If you’re certain of your opinion, then you should be able to identify the arguments against your opinion. After all, you know exactly what you are ignoring, denying, or rationalizing. The typical sequence of events is your opinion, an opposing argument, and your confirmatory reaction. What then? Continue that discussion. Make an honest effort to create a back and forth to see the merits and weaknesses of both sides.
If you give 100% effort to your own opinion, you must give 100% effort to the opposing opinion. Engage with it and ask why it exists. Ask about the different perspective that created that opinion. Question the evidence you like as harshly as you’d question the evidence you dislike. Hearing the other side of an argument will give you a much better ability to understand a different position, the different worldview or reality, and the factors involved that you never considered. Even if you don’t change your opinion, you’ve opened up a channel that wasn’t there before.
For example, maybe you’re talking to someone who is bitterly opposed to the construction of a new park in your neighborhood that you support. You think a park would substantially increase the livability and comfort of your neighborhood, but your opponent doesn’t think it’s a good use of money.
Instead of trashing the opposing view, ask why the view exists first. Maybe they feel the money’s better spent on improving local roads; perhaps they’ll tell a story of a relative who suffered severe injuries on a street that was in bad need of repair. Or maybe they feel that a park should only be built after other social services are fully funded and operational. Whatever their reasoning, try to get a story from them, and see if there’s a solution you can work toward together.
You might find that you even start getting defensive with yourself in this process but attempt to engage in this from a perspective of curiosity, self-education, and seeking knowledge.
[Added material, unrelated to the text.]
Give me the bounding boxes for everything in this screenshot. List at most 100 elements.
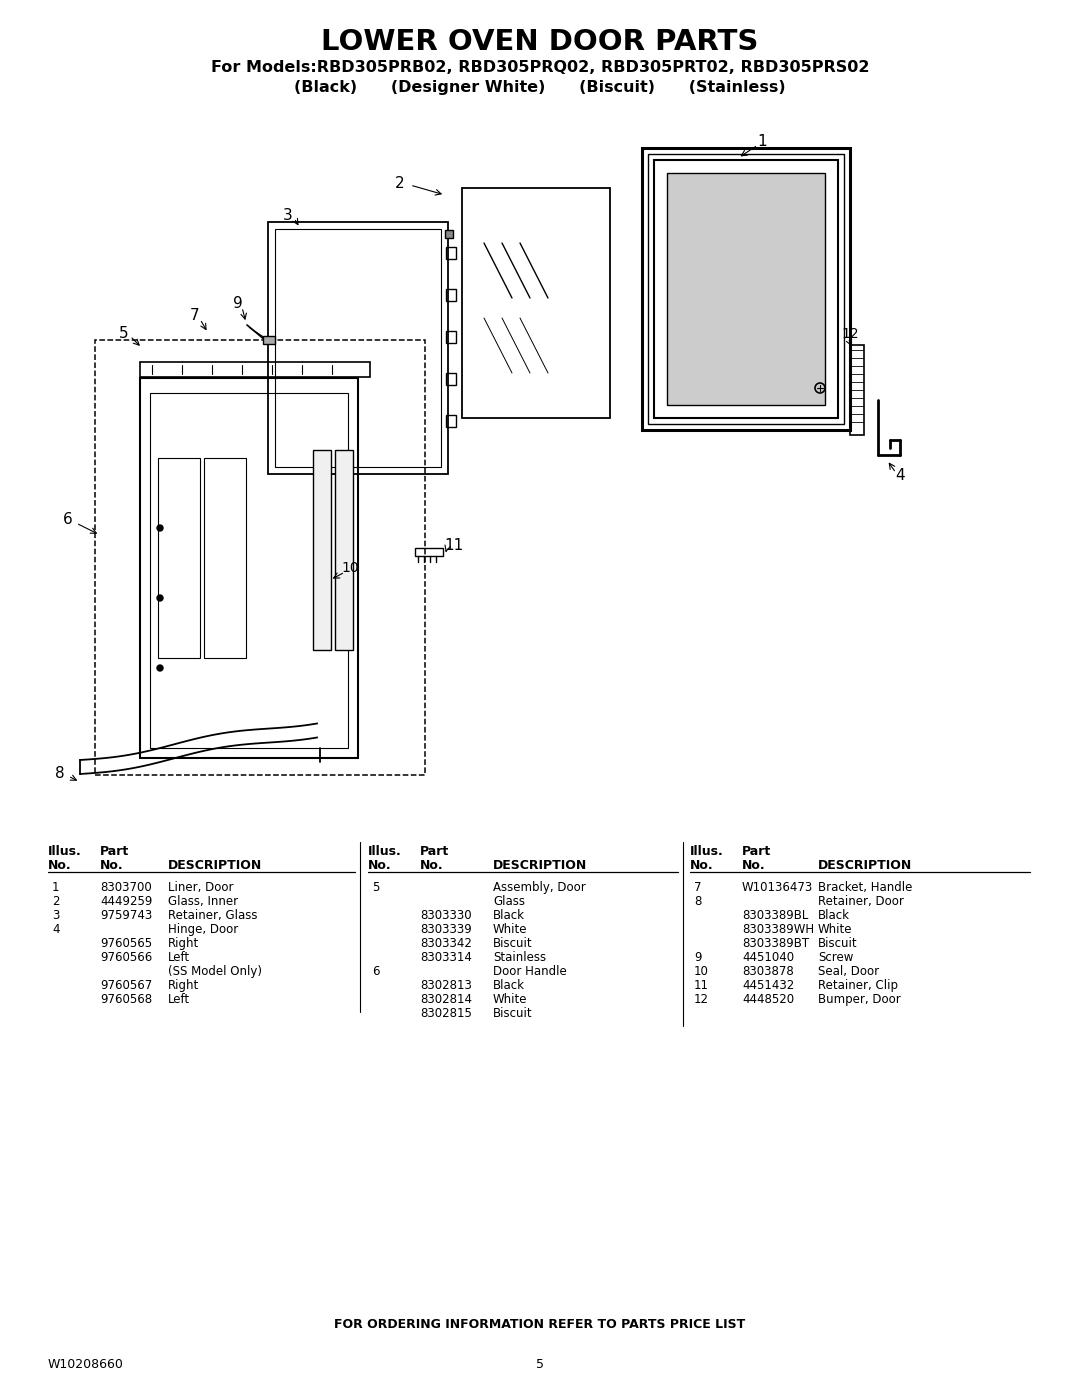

An important step is to write these arguments down to truly see for yourself what both sides are represented by. Try outlining your viewpoints, and then make up arguments against them. Provide the same amount of arguments for each, and directly address the corresponding ones. Flip your Google searches as we did with discovering the loyalty of dogs earlier. If evidence is presented, find it, and search for the opposite if it exists. Remember that evidence is objective, but reasoning and perspective is subjective—yours included!
After all this sweat and toil, you may find out that you don’t believe your original argument as much as you thought you did. And that’s the first step to cracking confirmation bias and starting to think openly. It’s the simple realization that you should leave a 1% buffer of doubt and uncertainty for yourself, and being 100% certain about something takes work that you probably haven’t performed—as you know from Bertrand Russell.
Our refusal to hear the opposing side isn’t a sign of inner strength or resolve—it’s the exact opposite. If we’re so wound up with apprehension about giving an ear to somebody with different viewpoints, we’re already powerless.